Das NZZ-Halali auf Fiala ging damit allerdings erst richtig los. «Wie Doris Fialas Traum vom Zürcher Stadtpräsidium platzte», titelte die «NZZ am Sonntag» in einem als Porträt getarnten Meuchelmordversuch. Das Konkurrenzblatt «Tages-Anzeiger» verarztete die Getroffene daraufhin mit Interviewfragen wie: «Die NZZ, das Leibblatt des Freisinns, warf Ihnen vor, Sie tanzten auf zu vielen Hochzeiten.
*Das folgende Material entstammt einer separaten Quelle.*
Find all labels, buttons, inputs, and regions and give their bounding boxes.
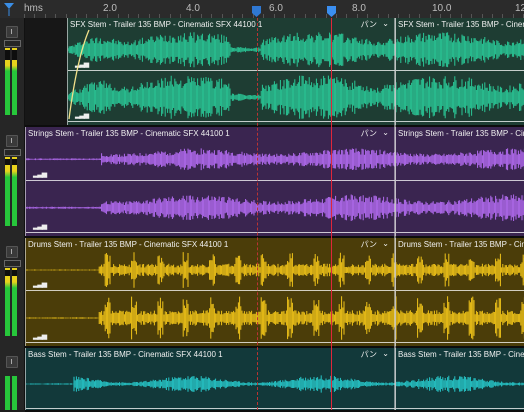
volume-envelope-line[interactable] xyxy=(26,342,395,343)
volume-icon[interactable]: ▂▃▅ xyxy=(33,332,47,340)
volume-envelope-line[interactable] xyxy=(26,408,395,409)
ruler-tick-label: 4.0 xyxy=(186,3,200,14)
track-control xyxy=(0,348,24,410)
track-lane-sfx[interactable]: SFX Stem - Trailer 135 BMP - Cinematic S… xyxy=(25,18,524,127)
volume-envelope-line[interactable] xyxy=(396,232,524,233)
audio-clip[interactable]: Strings Stem - Trailer 135 BMP - Cinemat… xyxy=(25,127,395,236)
volume-envelope-line[interactable] xyxy=(26,290,395,291)
ruler-tick-label: 6.0 xyxy=(269,3,283,14)
volume-envelope-line[interactable] xyxy=(396,69,524,71)
level-meter xyxy=(12,268,17,336)
audio-clip[interactable]: Strings Stem - Trailer 135 BMP - Cinemat… xyxy=(395,127,524,236)
ruler-snap-icon[interactable] xyxy=(3,2,15,16)
waveform xyxy=(396,253,524,340)
waveform xyxy=(396,32,524,119)
waveform xyxy=(68,32,395,119)
volume-envelope-line[interactable] xyxy=(26,232,395,233)
volume-envelope-line[interactable] xyxy=(396,121,524,122)
track-lane-strings[interactable]: Strings Stem - Trailer 135 BMP - Cinemat… xyxy=(25,127,524,238)
volume-envelope-line[interactable] xyxy=(396,408,524,409)
meter-header xyxy=(4,149,21,156)
volume-envelope-line[interactable] xyxy=(396,342,524,343)
track-menu-button[interactable] xyxy=(6,26,18,38)
volume-envelope-line[interactable] xyxy=(396,179,524,181)
clip-boundary-line xyxy=(394,18,396,410)
volume-envelope-line[interactable] xyxy=(68,121,395,122)
volume-envelope-line[interactable] xyxy=(396,290,524,291)
playhead-marker-icon[interactable] xyxy=(327,6,336,17)
time-ruler[interactable]: hms 2.0 4.0 6.0 8.0 10.0 12.0 xyxy=(0,0,524,19)
waveform xyxy=(396,375,524,393)
waveform xyxy=(396,148,524,221)
audio-clip[interactable]: Bass Stem - Trailer 135 BMP - Cinematic … xyxy=(395,348,524,410)
volume-envelope-line[interactable] xyxy=(26,179,395,181)
audio-clip[interactable]: Bass Stem - Trailer 135 BMP - Cinematic … xyxy=(25,348,395,410)
level-meter xyxy=(5,268,10,336)
track-control xyxy=(0,127,24,236)
loop-start-marker-icon[interactable] xyxy=(252,6,261,17)
audio-clip[interactable]: Drums Stem - Trailer 135 BMP - Cinematic… xyxy=(25,238,395,346)
ruler-tick-label: 8.0 xyxy=(352,3,366,14)
audio-clip[interactable]: SFX Stem - Trailer 135 BMP - Cinematic S… xyxy=(67,18,395,125)
audio-clip[interactable]: SFX Stem - Trailer 135 BMP - Cinematic S… xyxy=(395,18,524,125)
level-meter xyxy=(12,48,17,115)
fade-in-curve[interactable] xyxy=(67,18,107,125)
volume-envelope-line[interactable] xyxy=(68,69,395,71)
volume-icon[interactable]: ▂▃▅ xyxy=(33,222,47,230)
waveform xyxy=(26,252,395,340)
ruler-tick-label: 12.0 xyxy=(515,3,524,14)
track-lane-drums[interactable]: Drums Stem - Trailer 135 BMP - Cinematic… xyxy=(25,238,524,348)
meter-header xyxy=(4,40,21,47)
waveform xyxy=(26,148,395,221)
track-control xyxy=(0,238,24,346)
level-meter xyxy=(12,376,17,410)
track-menu-button[interactable] xyxy=(6,135,18,147)
ruler-unit-label: hms xyxy=(24,3,43,14)
track-lane-bass[interactable]: Bass Stem - Trailer 135 BMP - Cinematic … xyxy=(25,348,524,412)
volume-icon[interactable]: ▂▃▅ xyxy=(33,170,47,178)
level-meter xyxy=(5,376,10,410)
level-meter xyxy=(5,48,10,115)
track-menu-button[interactable] xyxy=(6,246,18,258)
level-meter xyxy=(5,157,10,226)
ruler-tick-label: 2.0 xyxy=(103,3,117,14)
meter-header xyxy=(4,260,21,267)
waveform xyxy=(26,375,395,393)
ruler-tick-label: 10.0 xyxy=(432,3,452,14)
track-controls-panel xyxy=(0,18,25,410)
track-menu-button[interactable] xyxy=(6,356,18,368)
level-meter xyxy=(12,157,17,226)
volume-icon[interactable]: ▂▃▅ xyxy=(33,280,47,288)
loop-range-line xyxy=(257,18,258,410)
track-control xyxy=(0,18,24,125)
playhead[interactable] xyxy=(331,18,332,410)
audio-clip[interactable]: Drums Stem - Trailer 135 BMP - Cinematic… xyxy=(395,238,524,346)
Wie kontern Sie diese Kritik?»

Durchaus verständlich, sollte sich Fialas «Sicherheit vor Freiheit»-Mantra nicht mit der «freisinnig-demokratischen Grundhaltung» der NZZ decken. Allerdings ist Fialas Politik kein Thema, weil inzwischen auch die NZZ mit politikfreier Politik-Berichterstattung glänzt. Wuchten ist das neue Gewichten und die NZZ jetzt auch in Zürichs Spass- und Spiessbürgertum gelandet.